HELIX inputs/outputs (image credit: www.neep.org)
- Increase the number of homes scored through local ordinances and legislation, like the bill proposed in Massachusetts that would require homeowners to disclose an approved asset score to potential buyers. The city of Portland Oregon has passed a similar ordinance, which requires disclosure of Home Energy Scores beginning January 1, 2018.
- Make sure every home that gets an energy audit has a reputable asset rating calculated as part of the assessment. It’s a missed opportunity to go into a home and gather nearly all the data needed to generate a score without actually producing one. This is a provision in the Massachusetts bill mentioned above.

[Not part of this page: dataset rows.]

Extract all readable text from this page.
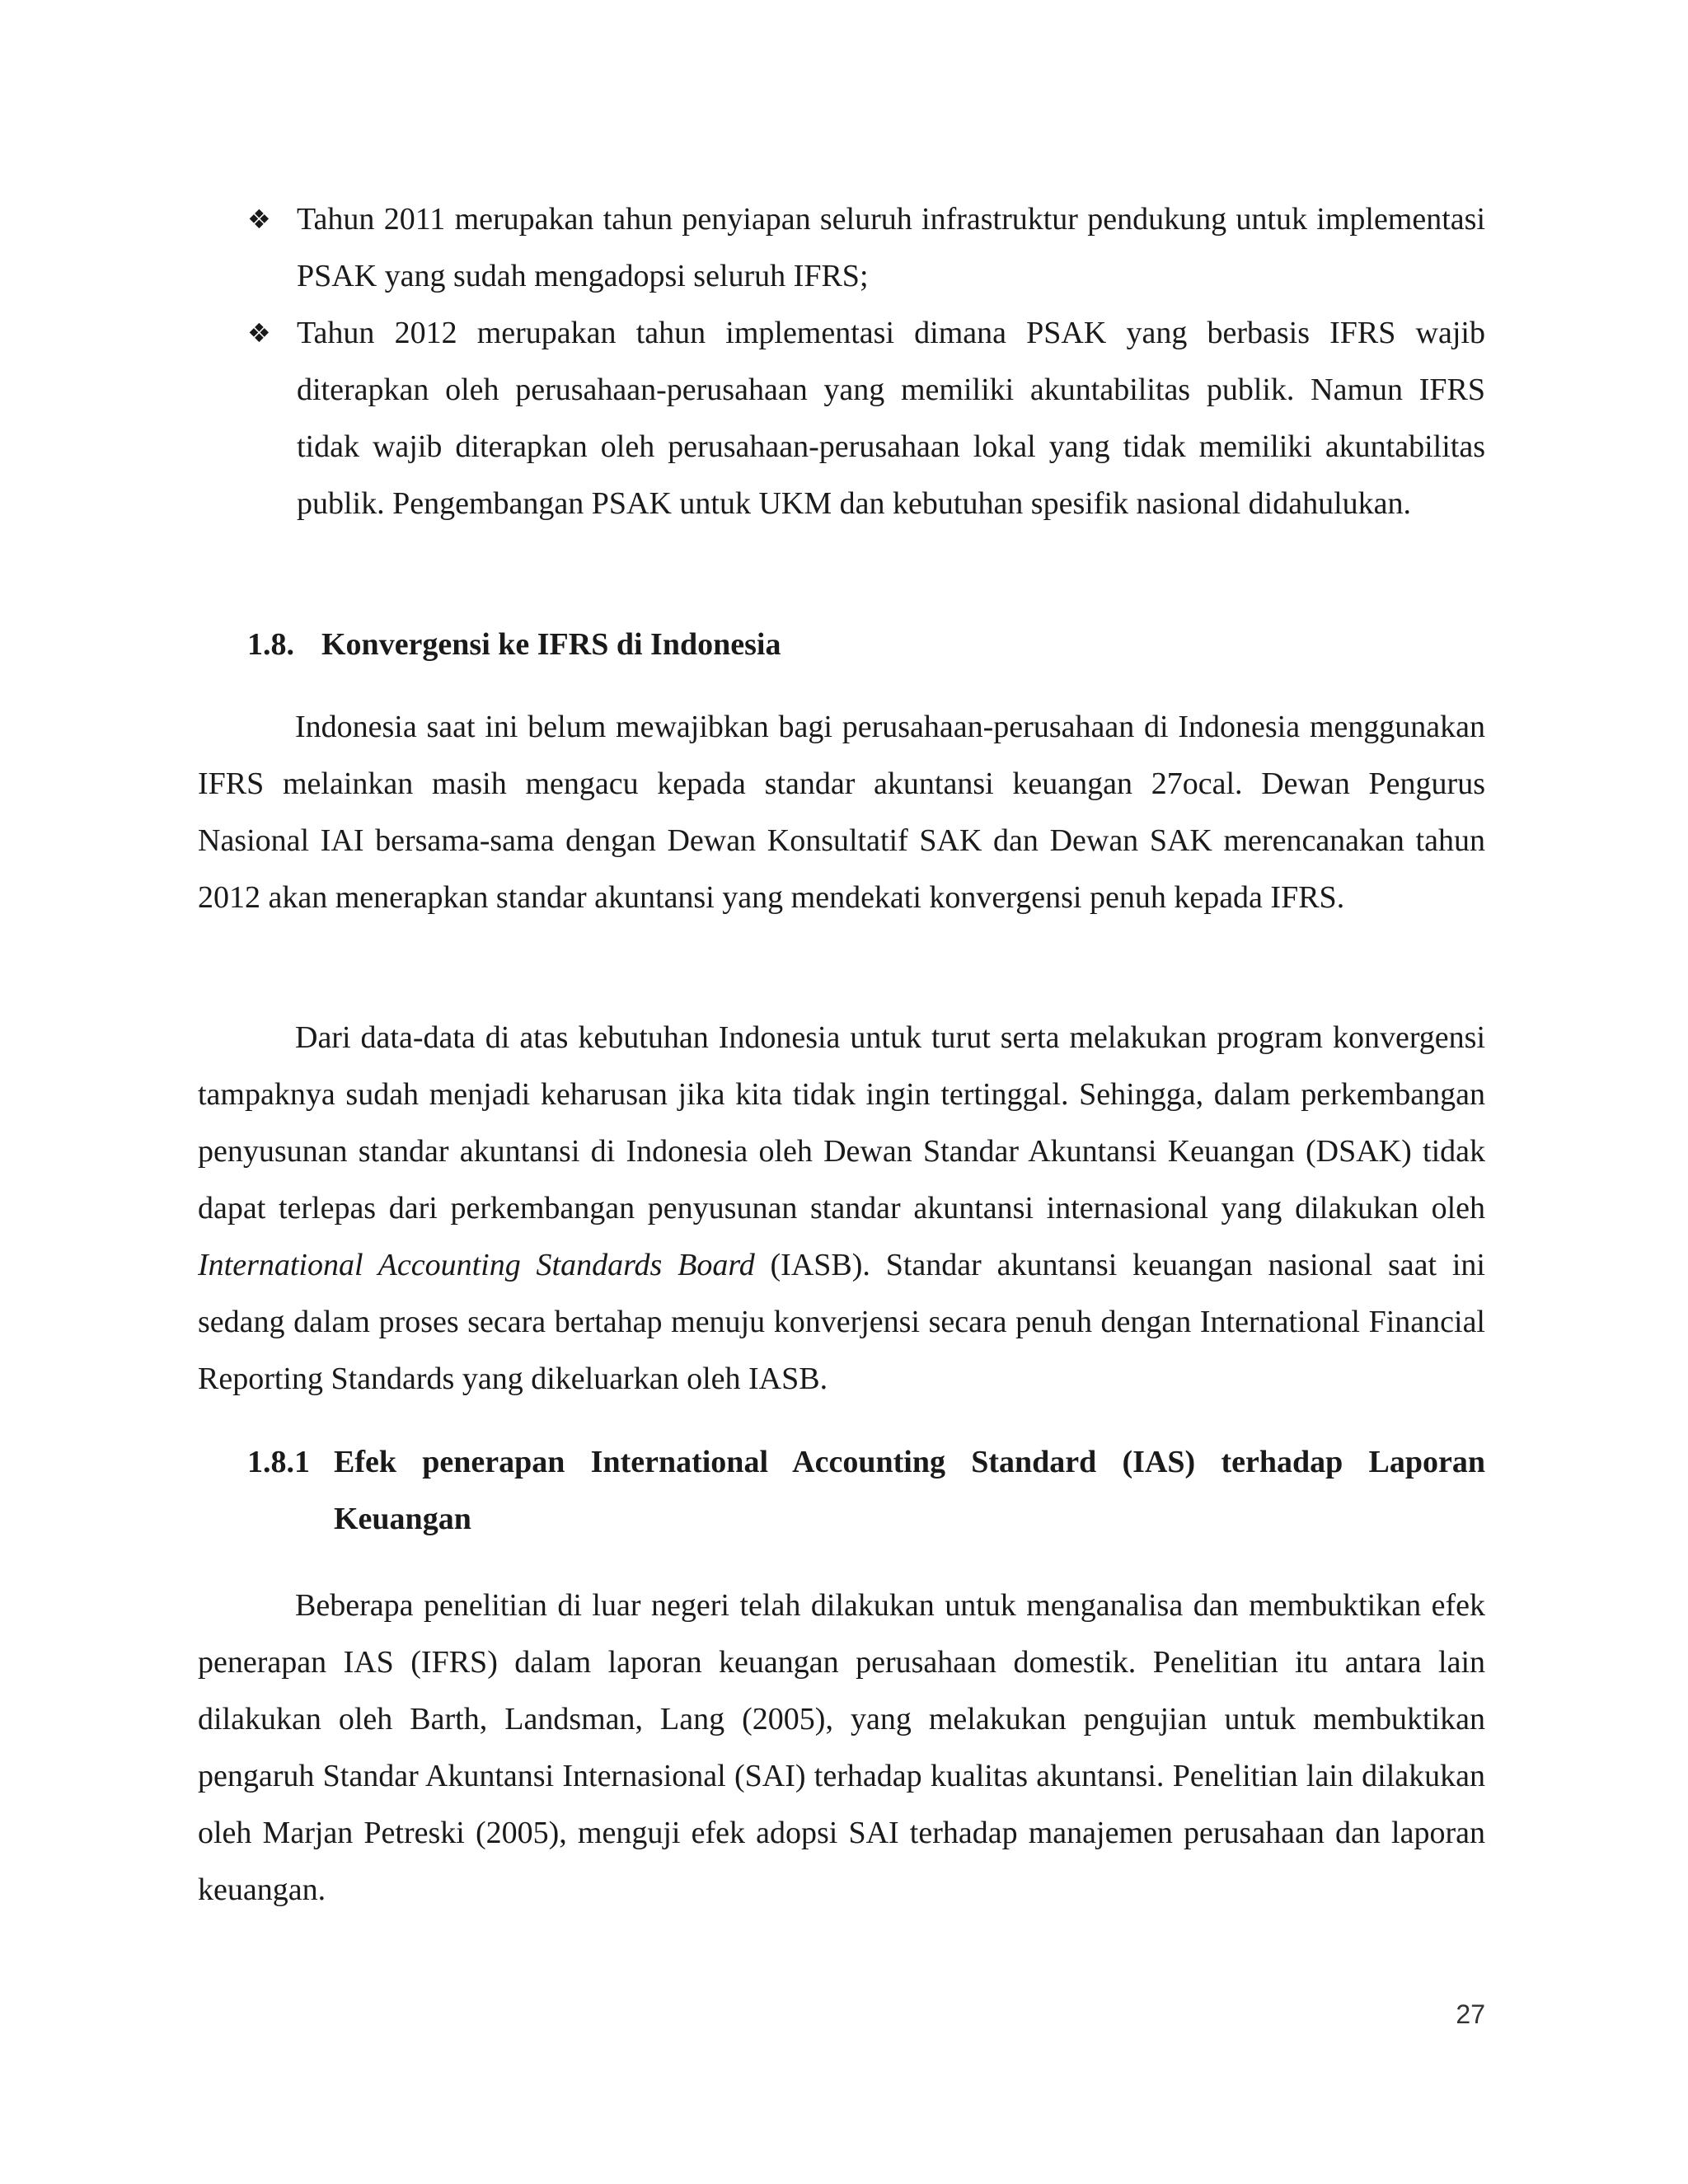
❖ Tahun 2011 merupakan tahun penyiapan seluruh infrastruktur pendukung untuk implementasi PSAK yang sudah mengadopsi seluruh IFRS;
❖ Tahun 2012 merupakan tahun implementasi dimana PSAK yang berbasis IFRS wajib diterapkan oleh perusahaan-perusahaan yang memiliki akuntabilitas publik. Namun IFRS tidak wajib diterapkan oleh perusahaan-perusahaan lokal yang tidak memiliki akuntabilitas publik. Pengembangan PSAK untuk UKM dan kebutuhan spesifik nasional didahulukan.
1.8. Konvergensi ke IFRS di Indonesia

Indonesia saat ini belum mewajibkan bagi perusahaan-perusahaan di Indonesia menggunakan IFRS melainkan masih mengacu kepada standar akuntansi keuangan 27ocal. Dewan Pengurus Nasional IAI bersama-sama dengan Dewan Konsultatif SAK dan Dewan SAK merencanakan tahun 2012 akan menerapkan standar akuntansi yang mendekati konvergensi penuh kepada IFRS.

Dari data-data di atas kebutuhan Indonesia untuk turut serta melakukan program konvergensi tampaknya sudah menjadi keharusan jika kita tidak ingin tertinggal. Sehingga, dalam perkembangan penyusunan standar akuntansi di Indonesia oleh Dewan Standar Akuntansi Keuangan (DSAK) tidak dapat terlepas dari perkembangan penyusunan standar akuntansi internasional yang dilakukan oleh International Accounting Standards Board (IASB). Standar akuntansi keuangan nasional saat ini sedang dalam proses secara bertahap menuju konverjensi secara penuh dengan International Financial Reporting Standards yang dikeluarkan oleh IASB.

1.8.1 Efek penerapan International Accounting Standard (IAS) terhadap Laporan Keuangan

Beberapa penelitian di luar negeri telah dilakukan untuk menganalisa dan membuktikan efek penerapan IAS (IFRS) dalam laporan keuangan perusahaan domestik. Penelitian itu antara lain dilakukan oleh Barth, Landsman, Lang (2005), yang melakukan pengujian untuk membuktikan pengaruh Standar Akuntansi Internasional (SAI) terhadap kualitas akuntansi. Penelitian lain dilakukan oleh Marjan Petreski (2005), menguji efek adopsi SAI terhadap manajemen perusahaan dan laporan keuangan.

27
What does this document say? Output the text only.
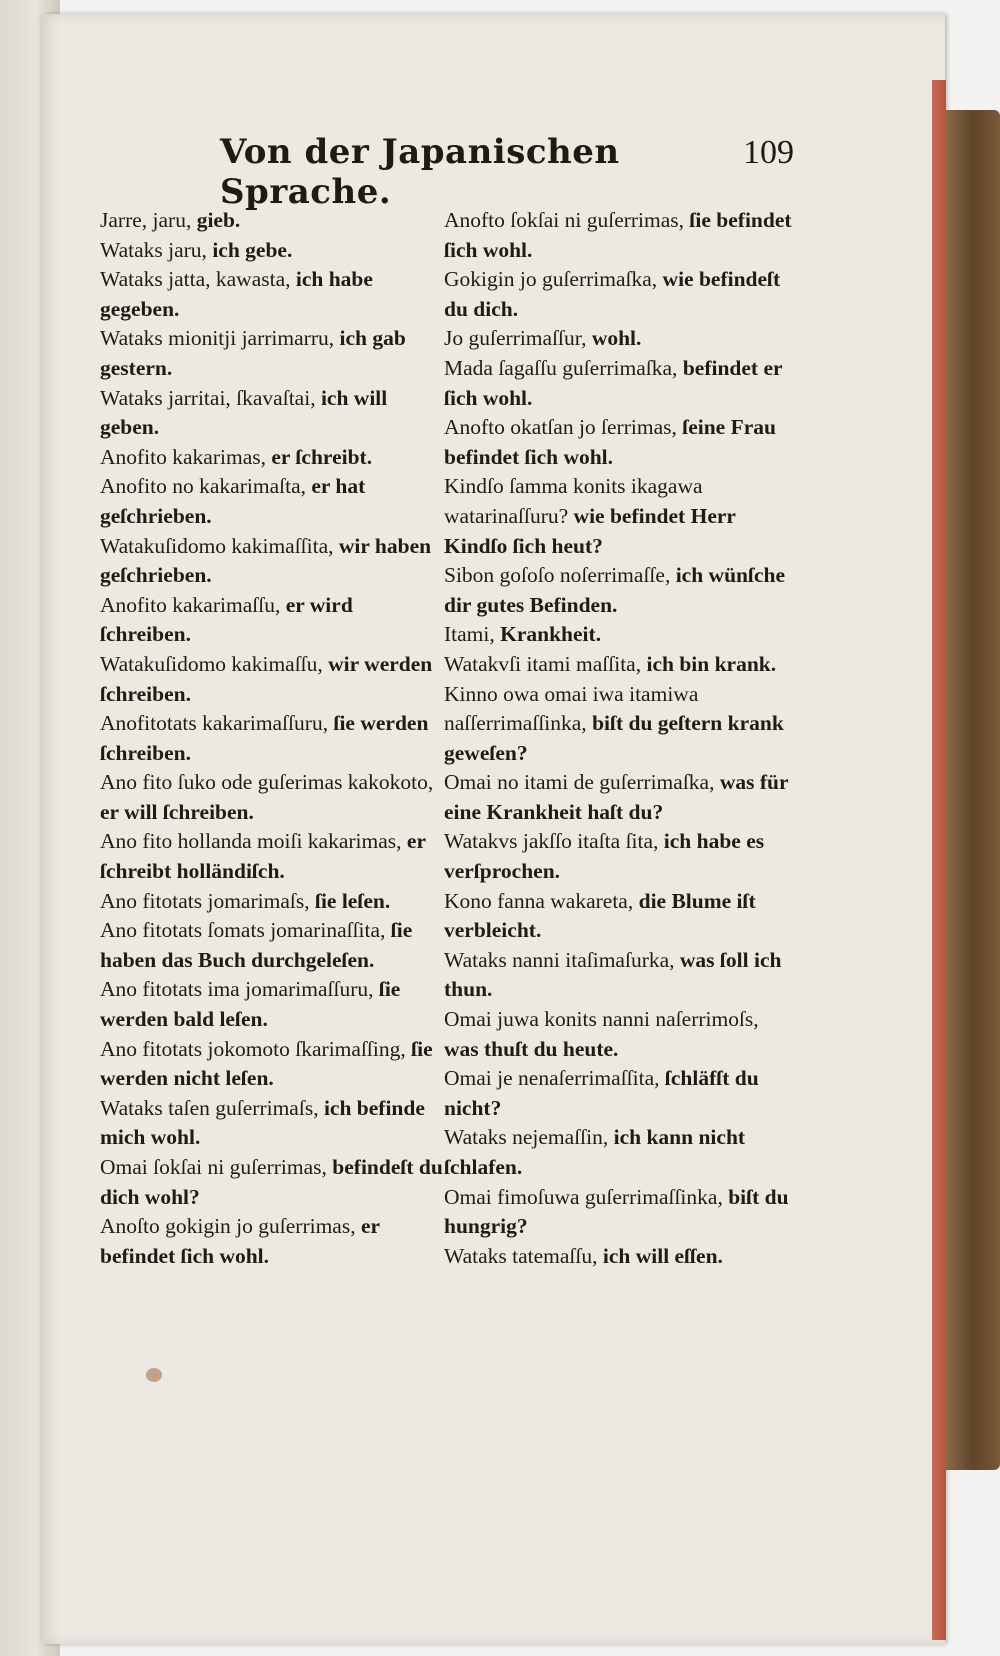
Von der Japanischen Sprache.
109

Jarre, jaru, gieb.

Wataks jaru, ich gebe.

Wataks jatta, kawasta, ich habe gegeben.

Wataks mionitji jarrimarru, ich gab gestern.

Wataks jarritai, ſkavaſtai, ich will geben.

Anofito kakarimas, er ſchreibt.

Anofito no kakarimaſta, er hat geſchrieben.

Watakuſidomo kakimaſſita, wir haben geſchrieben.

Anofito kakarimaſſu, er wird ſchreiben.

Watakuſidomo kakimaſſu, wir werden ſchreiben.

Anofitotats kakarimaſſuru, ſie werden ſchreiben.

Ano fito ſuko ode guſerimas kakokoto, er will ſchreiben.

Ano fito hollanda moiſi kakarimas, er ſchreibt holländiſch.

Ano fitotats jomarimaſs, ſie leſen.

Ano fitotats ſomats jomarinaſſita, ſie haben das Buch durchgeleſen.

Ano fitotats ima jomarimaſſuru, ſie werden bald leſen.

Ano fitotats jokomoto ſkarimaſſing, ſie werden nicht leſen.

Wataks taſen guſerrimaſs, ich befinde mich wohl.

Omai ſokſai ni guſerrimas, befindeſt du dich wohl?

Anoſto gokigin jo guſerrimas, er befindet ſich wohl.

Anofto ſokſai ni guſerrimas, ſie befindet ſich wohl.

Gokigin jo guſerrimaſka, wie befindeſt du dich.

Jo guſerrimaſſur, wohl.

Mada ſagaſſu guſerrimaſka, befindet er ſich wohl.

Anofto okatſan jo ſerrimas, ſeine Frau befindet ſich wohl.

Kindſo ſamma konits ikagawa watarinaſſuru? wie befindet Herr Kindſo ſich heut?

Sibon goſoſo noſerrimaſſe, ich wünſche dir gutes Befinden.

Itami, Krankheit.

Watakvſi itami maſſita, ich bin krank.

Kinno owa omai iwa itamiwa naſſerrimaſſinka, biſt du geſtern krank geweſen?

Omai no itami de guſerrimaſka, was für eine Krankheit haſt du?

Watakvs jakſſo itaſta ſita, ich habe es verſprochen.

Kono fanna wakareta, die Blume iſt verbleicht.

Wataks nanni itaſimaſurka, was ſoll ich thun.

Omai juwa konits nanni naſerrimoſs, was thuſt du heute.

Omai je nenaſerrimaſſita, ſchläfſt du nicht?

Wataks nejemaſſin, ich kann nicht ſchlafen.

Omai fimoſuwa guſerrimaſſinka, biſt du hungrig?

Wataks tatemaſſu, ich will eſſen.
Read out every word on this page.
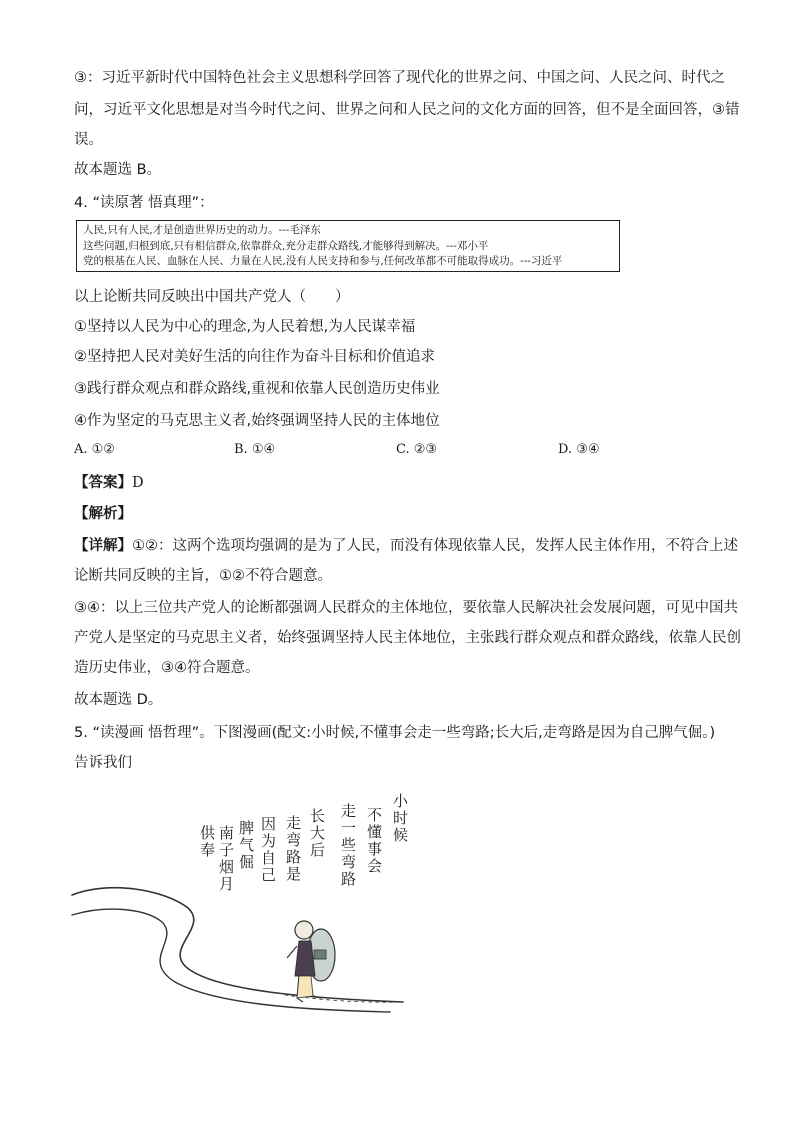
③：习近平新时代中国特色社会主义思想科学回答了现代化的世界之问、中国之问、人民之问、时代之
问，习近平文化思想是对当今时代之问、世界之问和人民之问的文化方面的回答，但不是全面回答，③错
误。
故本题选 B。
4. “读原著 悟真理”：
人民,只有人民,才是创造世界历史的动力。---毛泽东
这些问题,归根到底,只有相信群众,依靠群众,充分走群众路线,才能够得到解决。---邓小平
党的根基在人民、血脉在人民、力量在人民,没有人民支持和参与,任何改革都不可能取得成功。---习近平
以上论断共同反映出中国共产党人（　　）
①坚持以人民为中心的理念,为人民着想,为人民谋幸福
②坚持把人民对美好生活的向往作为奋斗目标和价值追求
③践行群众观点和群众路线,重视和依靠人民创造历史伟业
④作为坚定的马克思主义者,始终强调坚持人民的主体地位
A. ①②	B. ①④	C. ②③	D. ③④
【答案】D
【解析】
【详解】①②：这两个选项均强调的是为了人民，而没有体现依靠人民，发挥人民主体作用，不符合上述
论断共同反映的主旨，①②不符合题意。
③④：以上三位共产党人的论断都强调人民群众的主体地位，要依靠人民解决社会发展问题，可见中国共
产党人是坚定的马克思主义者，始终强调坚持人民主体地位，主张践行群众观点和群众路线，依靠人民创
造历史伟业，③④符合题意。
故本题选 D。
5. “读漫画 悟哲理”。下图漫画(配文:小时候,不懂事会走一些弯路;长大后,走弯路是因为自己脾气倔。)
告诉我们
小时候
不懂事会
走一些弯路
长大后
走弯路是
因为自己
脾气倔
南子烟月
供奉
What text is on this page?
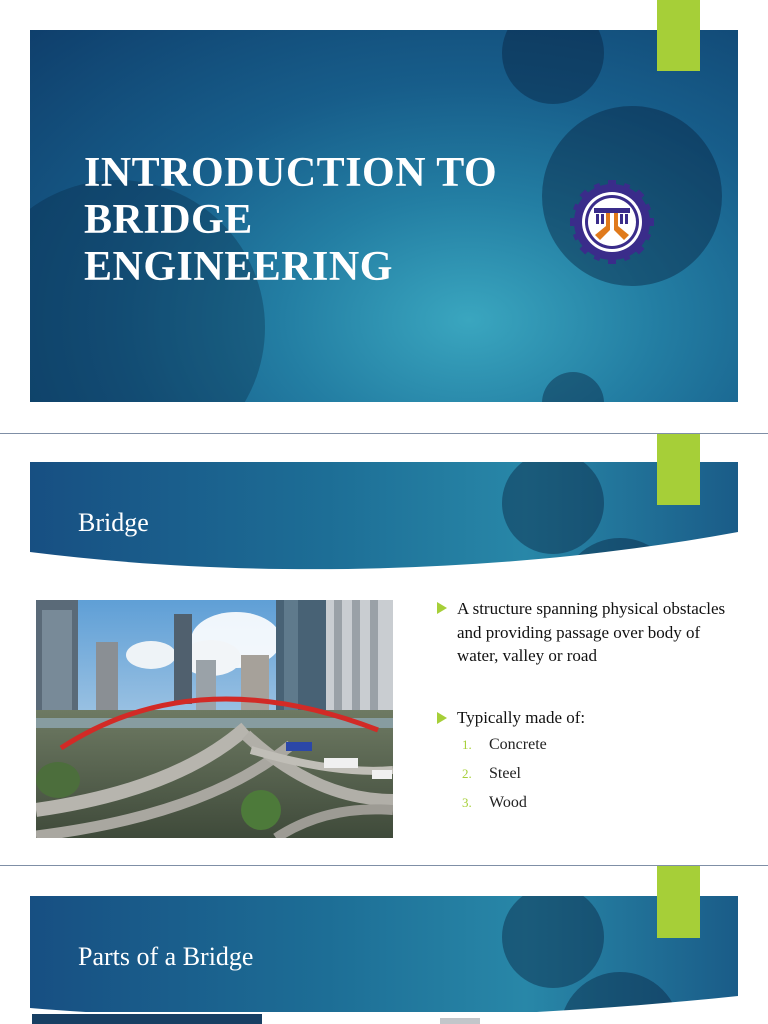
INTRODUCTION TO
BRIDGE
ENGINEERING
Bridge
A structure spanning physical obstacles and providing passage over body of water, valley or road
Typically made of:
1.	Concrete
2.	Steel
3.	Wood
Parts of a Bridge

- Share operational data (i.e. consumption and cost info from utility bills) and/or scores produced with this data instead of asset ratings. Disclosure of utility bill information to prospective homebuyers is already required in Alaska, Hawaii and Montgomery County Maryland, and has been done successfully in New York State and Chicago since 1987. This approach could scale rapidly if we had utility company cooperation, which admittedly is no small thing.
Although scores based on public record data are not accurate enough to provide a true MPG for homes, they do have value. For example, they can be used to estimate average residential energy consumption and costs for a particular region, identify homes that are likely to be good candidates for efficiency upgrades, or estimate the regional impact of weatherization efforts. These scores can be useful for planning and cost/benefit analysis, but not for influencing individual real estate transactions—at least not with the data we have available today.
RMI is right that we need to disclose energy information to homebuyers. Residential efficiency is not improving quickly enough, and we must leverage markets to create demand for efficient homes. It’s possible that public record scores will disrupt the market in a positive way, but there is real risk that we will do more harm than good by sharing scores that aren’t ready for mass consumption.
1 Update on December 11, 2017: Per RMI, Tendril has announced they are shutting down their public record energy scoring services.
2 I have compared HERS and Utility Scores for a small sample of efficient homes (i.e. where HERS index < 100). Although not a conclusive test, the results do support the dart analogy. Utility Scores are available for free at www.myutilityscore.com.